The Lancaster County Court judge called it "pure greed."
Melissa Marie O'Donnell was working at a local car dealership when prosecutors said she wrote more than $140,000 worth of company checks to pay off her personal credit card debt.
In court on Wednesday, O'Donnell apologized, telling Judge Howard Knisely that she and her unemployed fiancé owed taxes they could not pay.
"I panicked and took the path of least resistance," O'Donnell said. "It's not all just stuff that I bought."
Defense attorney David Dye said his client is well-educated and had a good-paying job and no prior criminal record, but she did something "absolutely stupid."
Knisely had a different interpretation of the incident.
"This was pure greed," Knisely said, "stealing from an employer who was already paying you $97,000 a year."
Knisely sentenced O'Donnell to 6 to 23 months in county prison, followed by 5 years of probation.
Although she has paid some restitution, Knisely ordered her to pay the remaining $115,172 she owes.
Knisely rejected O'Donnell's request for house arrest and agreed only to delay the start of sentence until Friday.
The judge noted that O'Donnell, who was working as an accountant for the Faulkner car dealership companies in Dauphin and Lancaster counties, made payments to her creditors by writing corporate checks in amounts ranging from $5,000 to $26,000.
"It only stopped," Knisely said, when one of the creditors questioned the use of corporate checks and contacted Faulkner officials.
"I am extremely embarrassed and ashamed of my actions," said O'Donnell, 30, of Philadelphia.
"This has been quite the awakening experience for me," she said.
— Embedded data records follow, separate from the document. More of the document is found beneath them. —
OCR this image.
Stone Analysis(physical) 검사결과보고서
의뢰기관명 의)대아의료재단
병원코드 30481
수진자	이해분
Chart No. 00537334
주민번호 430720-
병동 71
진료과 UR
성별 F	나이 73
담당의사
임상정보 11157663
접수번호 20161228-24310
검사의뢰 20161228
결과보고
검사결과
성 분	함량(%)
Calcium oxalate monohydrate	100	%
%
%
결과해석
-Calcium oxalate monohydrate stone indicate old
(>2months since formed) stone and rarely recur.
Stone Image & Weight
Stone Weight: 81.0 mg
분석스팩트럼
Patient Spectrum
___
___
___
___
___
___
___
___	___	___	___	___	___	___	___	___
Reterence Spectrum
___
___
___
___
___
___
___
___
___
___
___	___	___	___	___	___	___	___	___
"I want to move on from this experience and become a productive member of society," she said.
"Beyond that," Knisely told O'Donnell, "you've become a criminal."
Assistant District Attorney Charles Rieck IV noted that O'Donnell pleaded guilty to the seven counts of theft in January and had received probation for similar charges in Dauphin County.
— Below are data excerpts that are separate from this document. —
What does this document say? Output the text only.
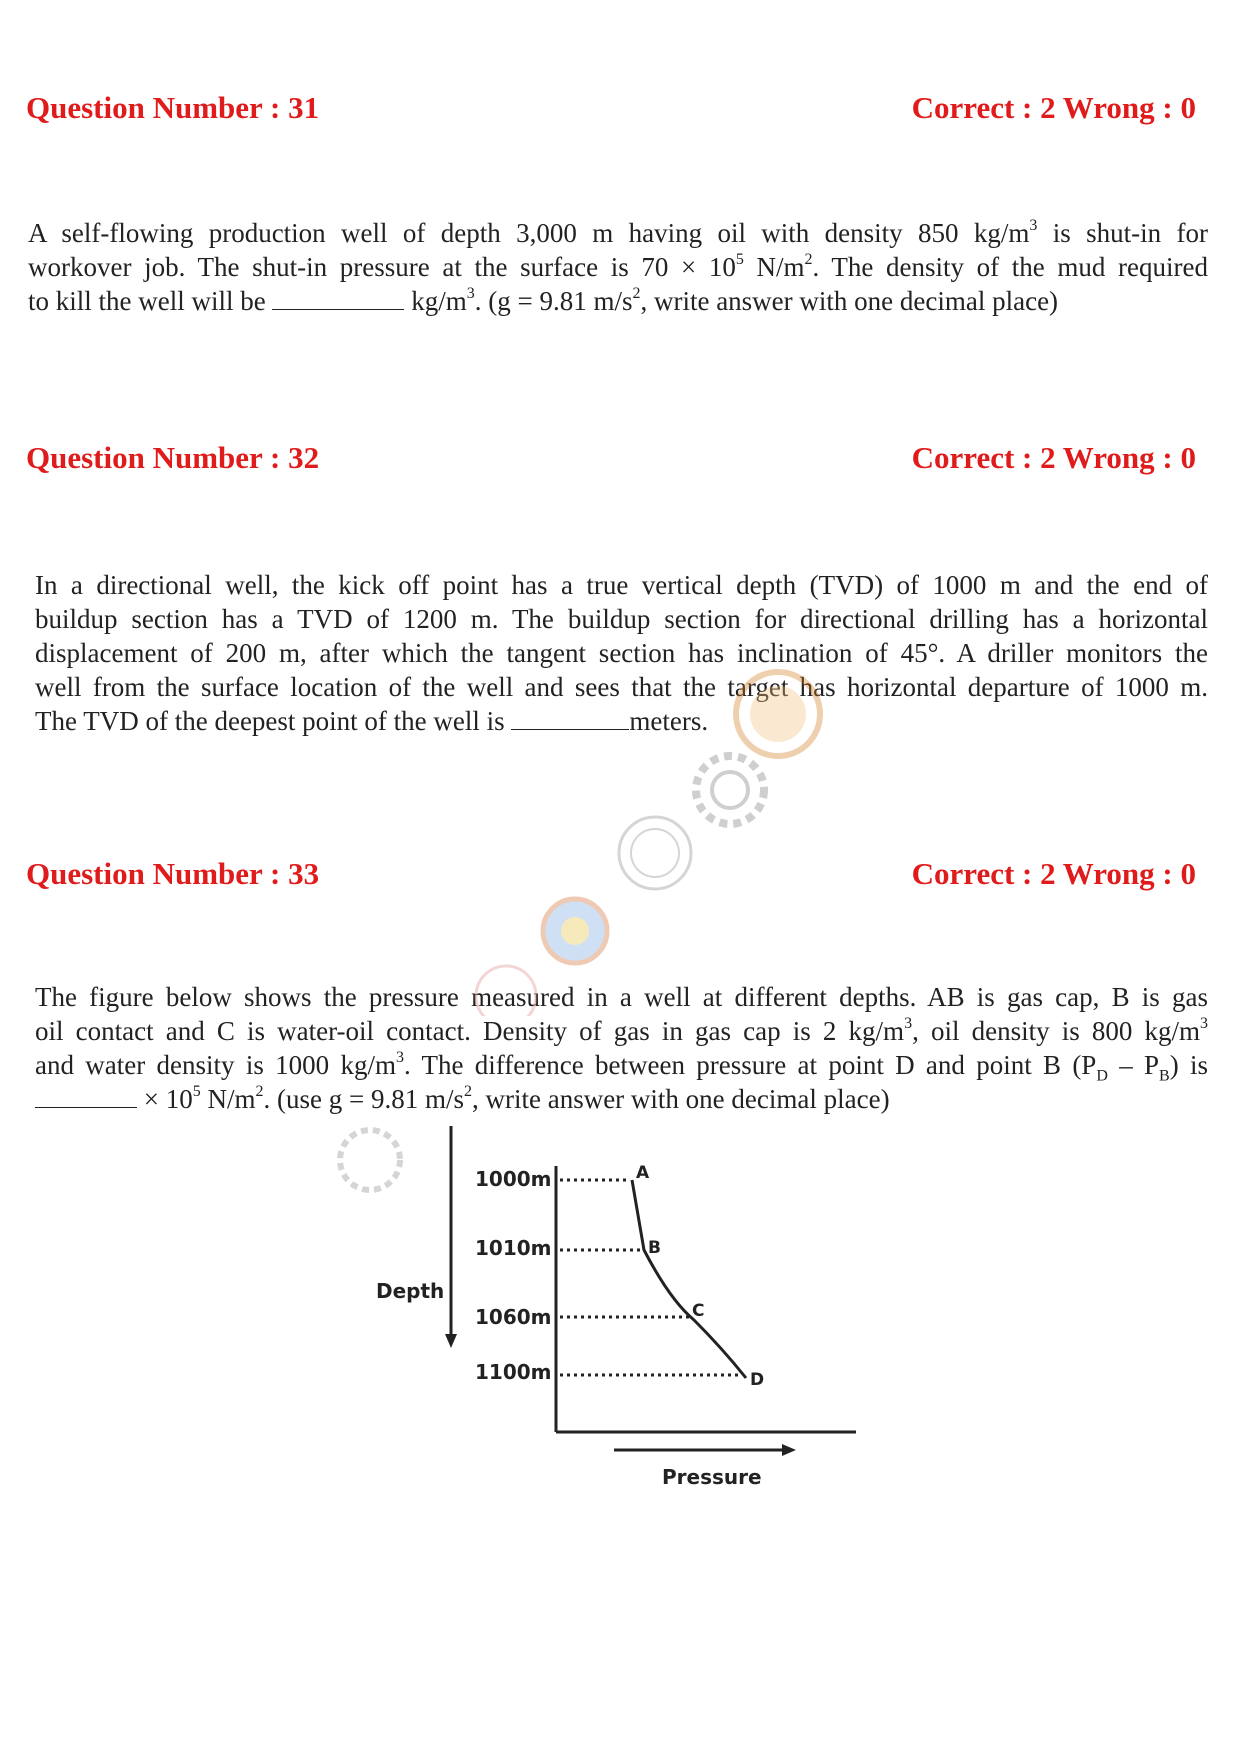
Question Number : 31	Correct : 2 Wrong : 0
A self-flowing production well of depth 3,000 m having oil with density 850 $kg/m^3$ is shut-in for
workover job. The shut-in pressure at the surface is $70 \times 10^5$ $N/m^2$. The density of the mud required
to kill the well will be	$kg/m^3$. (g = 9.81 $m/s^2$, write answer with one decimal place)
Question Number : 32	Correct : 2 Wrong : 0
In a directional well, the kick off point has a true vertical depth (TVD) of 1000 m and the end of
buildup section has a TVD of 1200 m. The buildup section for directional drilling has a horizontal
displacement of 200 m, after which the tangent section has inclination of 45°. A driller monitors the
well from the surface location of the well and sees that the target has horizontal departure of 1000 m.
The TVD of the deepest point of the well is	meters.
Question Number : 33	Correct : 2 Wrong : 0
The figure below shows the pressure measured in a well at different depths. AB is gas cap, B is gas
oil contact and C is water-oil contact. Density of gas in gas cap is 2 $kg/m^3$, oil density is 800 $kg/m^3$
and water density is 1000 $kg/m^3$. The difference between pressure at point D and point B $(P_D - P_B)$ is
× $10^5$ $N/m^2$. (use g = 9.81 $m/s^2$, write answer with one decimal place)
Depth
Pressure
1000m
1010m
1060m
1100m
A
B
C
D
Also in court on Wednesday, two other women were sentenced by President Judge Joseph Madenspacher:
• Dana Leigh Schelling, 23, of East Hempfield Township, was placed on nine months of house arrest and five years of probation for a series of burglaries of several homes in 2007.
She was ordered to perform 200 hours of community service and pay $1,520 restitution.
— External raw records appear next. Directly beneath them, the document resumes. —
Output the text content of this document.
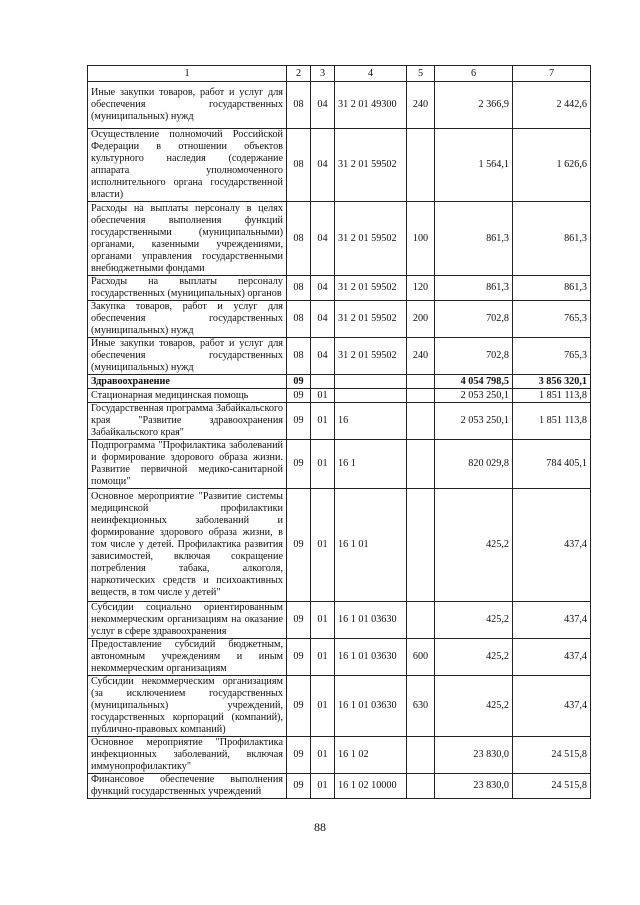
1	2	3	4	5	6	7
Иные закупки товаров, работ и услуг для обеспечения государственных (муниципальных) нужд	08	04	31 2 01 49300	240	2 366,9	2 442,6
Осуществление полномочий Российской Федерации в отношении объектов культурного наследия (содержание аппарата уполномоченного исполнительного органа государственной власти)	08	04	31 2 01 59502		1 564,1	1 626,6
Расходы на выплаты персоналу в целях обеспечения выполнения функций государственными (муниципальными) органами, казенными учреждениями, органами управления государственными внебюджетными фондами	08	04	31 2 01 59502	100	861,3	861,3
Расходы на выплаты персоналу государственных (муниципальных) органов	08	04	31 2 01 59502	120	861,3	861,3
Закупка товаров, работ и услуг для обеспечения государственных (муниципальных) нужд	08	04	31 2 01 59502	200	702,8	765,3
Иные закупки товаров, работ и услуг для обеспечения государственных (муниципальных) нужд	08	04	31 2 01 59502	240	702,8	765,3
Здравоохранение	09				4 054 798,5	3 856 320,1
Стационарная медицинская помощь	09	01			2 053 250,1	1 851 113,8
Государственная программа Забайкальского края "Развитие здравоохранения Забайкальского края"	09	01	16		2 053 250,1	1 851 113,8
Подпрограмма "Профилактика заболеваний и формирование здорового образа жизни. Развитие первичной медико-санитарной помощи"	09	01	16 1		820 029,8	784 405,1
Основное мероприятие "Развитие системы медицинской профилактики неинфекционных заболеваний и формирование здорового образа жизни, в том числе у детей. Профилактика развития зависимостей, включая сокращение потребления табака, алкоголя, наркотических средств и психоактивных веществ, в том числе у детей"	09	01	16 1 01		425,2	437,4
Субсидии социально ориентированным некоммерческим организациям на оказание услуг в сфере здравоохранения	09	01	16 1 01 03630		425,2	437,4
Предоставление субсидий бюджетным, автономным учреждениям и иным некоммерческим организациям	09	01	16 1 01 03630	600	425,2	437,4
Субсидии некоммерческим организациям (за исключением государственных (муниципальных) учреждений, государственных корпораций (компаний), публично-правовых компаний)	09	01	16 1 01 03630	630	425,2	437,4
Основное мероприятие "Профилактика инфекционных заболеваний, включая иммунопрофилактику"	09	01	16 1 02		23 830,0	24 515,8
Финансовое обеспечение выполнения функций государственных учреждений	09	01	16 1 02 10000		23 830,0	24 515,8
88
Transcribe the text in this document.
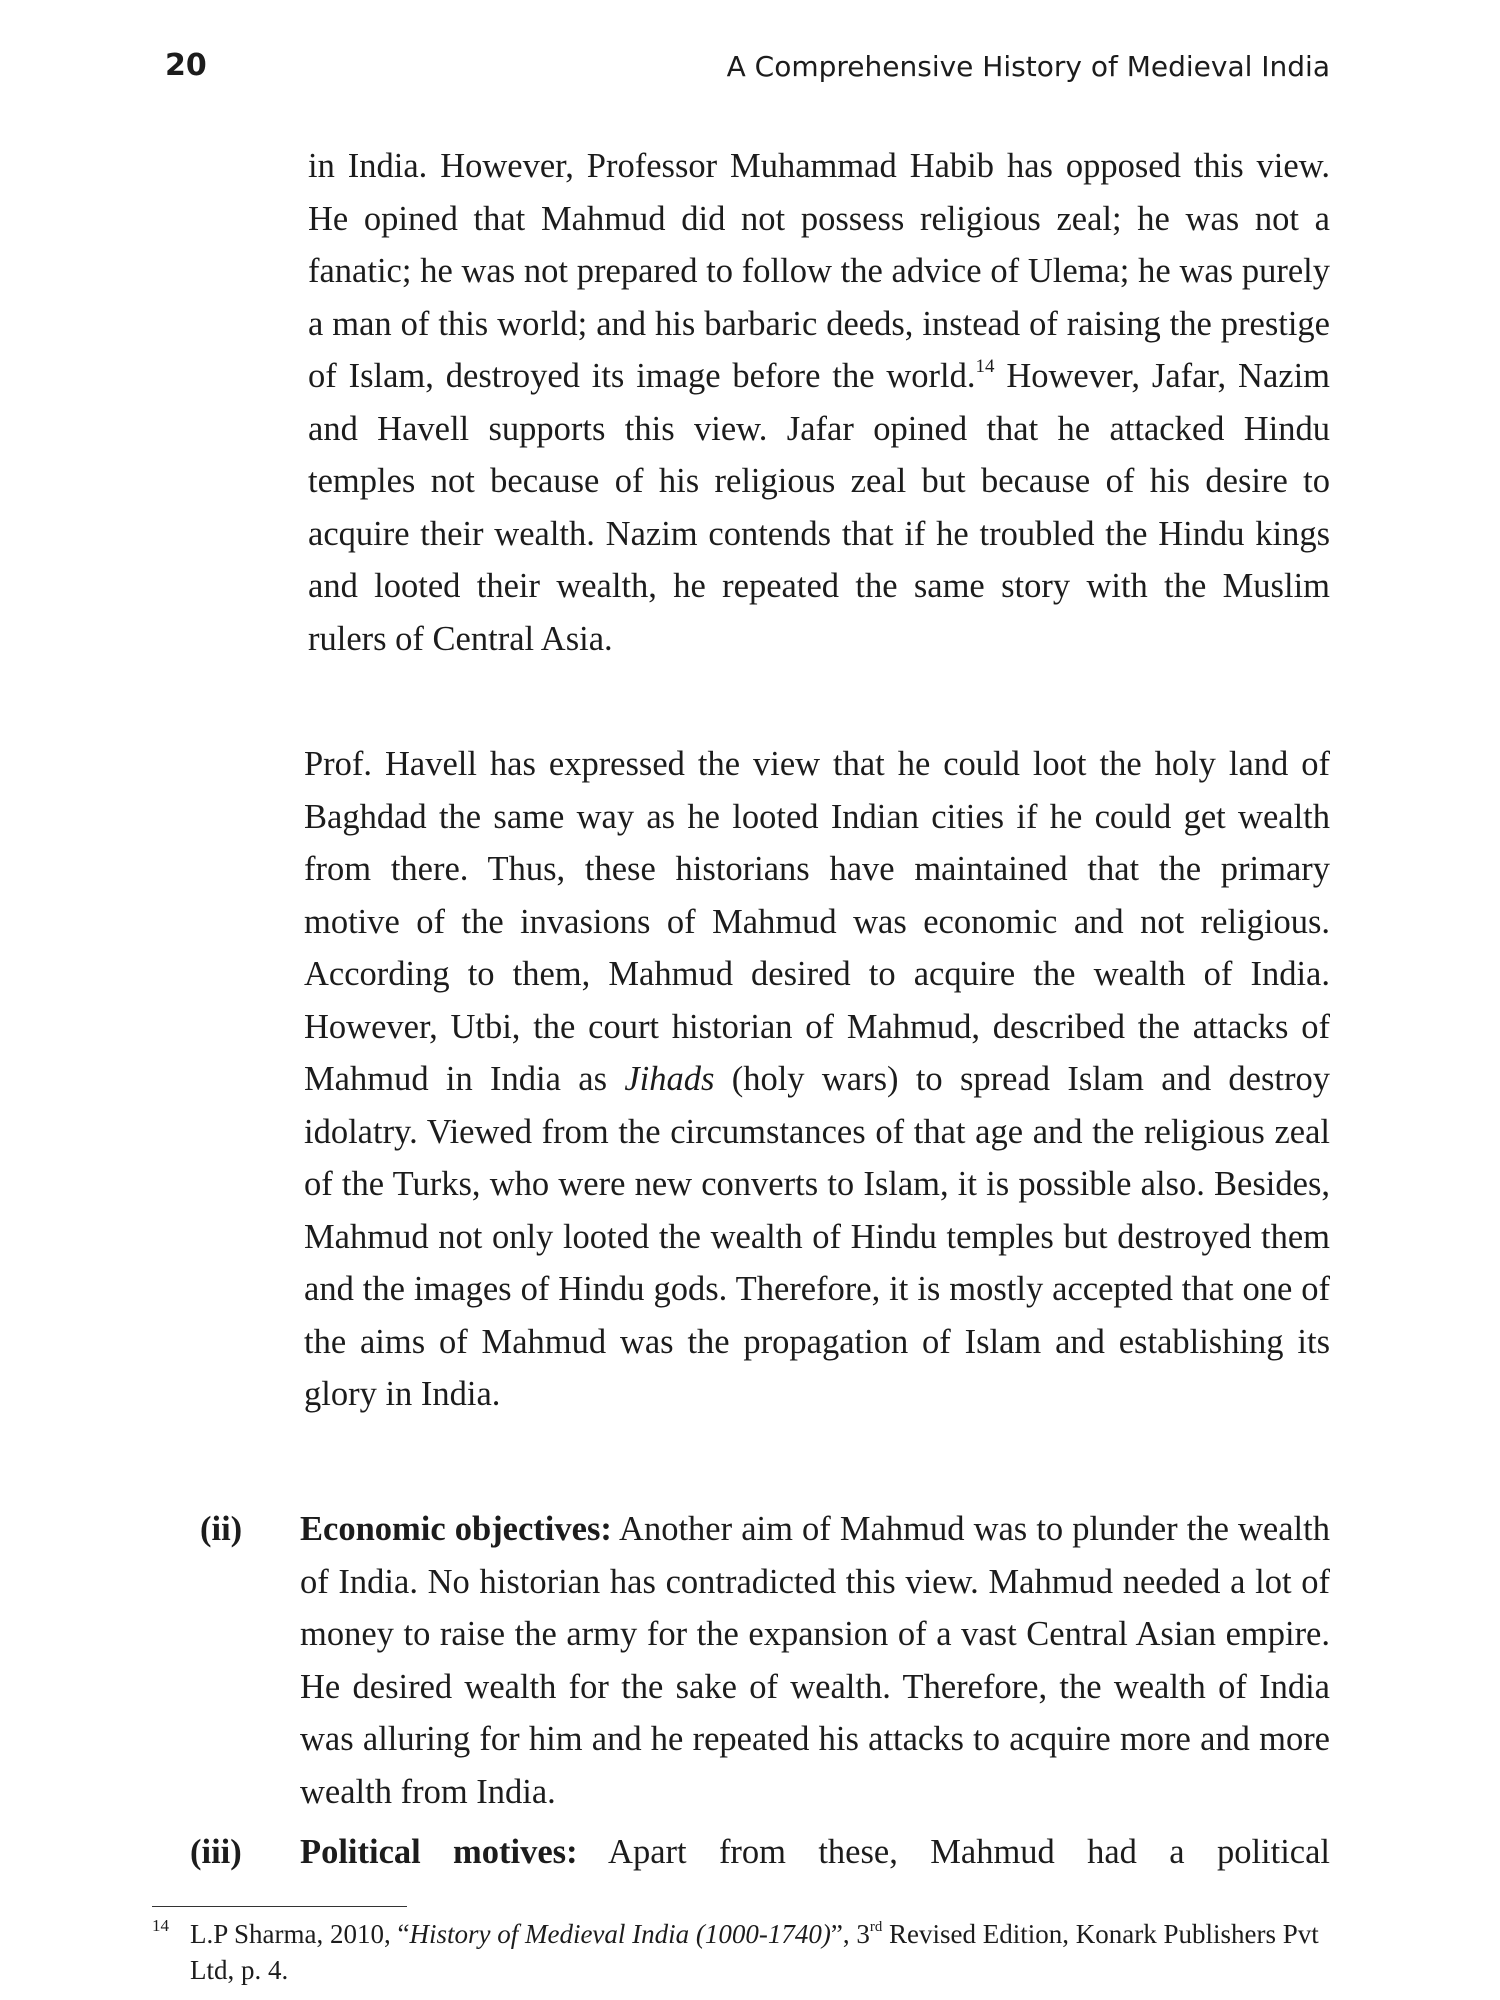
20	A Comprehensive History of Medieval India

in India. However, Professor Muhammad Habib has opposed this view. He opined that Mahmud did not possess religious zeal; he was not a fanatic; he was not prepared to follow the advice of Ulema; he was purely a man of this world; and his barbaric deeds, instead of raising the prestige of Islam, destroyed its image before the world.$^{14}$ However, Jafar, Nazim and Havell supports this view. Jafar opined that he attacked Hindu temples not because of his religious zeal but because of his desire to acquire their wealth. Nazim contends that if he troubled the Hindu kings and looted their wealth, he repeated the same story with the Muslim rulers of Central Asia.

Prof. Havell has expressed the view that he could loot the holy land of Baghdad the same way as he looted Indian cities if he could get wealth from there. Thus, these historians have maintained that the primary motive of the invasions of Mahmud was economic and not religious. According to them, Mahmud desired to acquire the wealth of India. However, Utbi, the court historian of Mahmud, described the attacks of Mahmud in India as Jihads (holy wars) to spread Islam and destroy idolatry. Viewed from the circumstances of that age and the religious zeal of the Turks, who were new converts to Islam, it is possible also. Besides, Mahmud not only looted the wealth of Hindu temples but destroyed them and the images of Hindu gods. Therefore, it is mostly accepted that one of the aims of Mahmud was the propagation of Islam and establishing its glory in India.

(ii) Economic objectives: Another aim of Mahmud was to plunder the wealth of India. No historian has contradicted this view. Mahmud needed a lot of money to raise the army for the expansion of a vast Central Asian empire. He desired wealth for the sake of wealth. Therefore, the wealth of India was alluring for him and he repeated his attacks to acquire more and more wealth from India.

(iii) Political motives: Apart from these, Mahmud had a political

14 L.P Sharma, 2010, “History of Medieval India (1000-1740)”, 3rd Revised Edition, Konark Publishers Pvt Ltd, p. 4.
Schelling tearfully apologized for her actions, telling Madenspacher, "I'm not the girl I was two years ago."
"I am terribly sorry," Schelling said. "I can't even fathom what I did or what I was thinking."
Schelling's father told the judge that his teenage daughter became addicted to prescription drugs through her friends in high school.
It was with one of those high school friends, Amanda Ziedonis, the defendant told the judge, that she committed crimes to buy more drugs.
In November 2007, the two young women were caught by the owners of a home in School Lane Hills. Ziedonis was tackled and held for police, but Schelling escaped. She turned herself in the following day.
Defense attorney Christopher Lyden told the judge that since Schelling's arrest, she has completed drug treatment, attends support groups daily, is working full time and has her own apartment.
Lyden said when Schelling was arrested "she spilled the beans right away," giving the court insight into her "complete lack of sophistication."
She pleaded guilty earlier to three counts of burglary, two counts of theft, five counts of conspiracy and a drug possession charge.
"I'm going to go out on a limb for you," Madenspacher told the tearful young woman, "but you only get one chance. If you violate your probation, you're going to be keeping Amanda company in state prison."
Ziedonis was sentenced to 8 to 26 years in state prison for 19 burglaries, an armed robbery and other offenses.
• Nicole Lynn Knaub, 23, of Coatesville, was sentenced to 15 days to one year in prison for two counts of drunken driving.
Knaub nearly struck a utility pole the first time she was arrested, prosecutors said, having a blood alcohol content of 0.18 percent.
The second time, the judge was told, Knaub drove off the road twice and had open containers of alcohol in her car. Her blood alcohol content was 0.16 percent.
In Pennsylvania, the legal blood alcohol limit is 0.08 percent.
Madenspacher told Knaub he took into consideration the fact that she is now seven months pregnant, but he felt it was important that she "learn what would happen to you if you come back with a third," drunken driving arrest.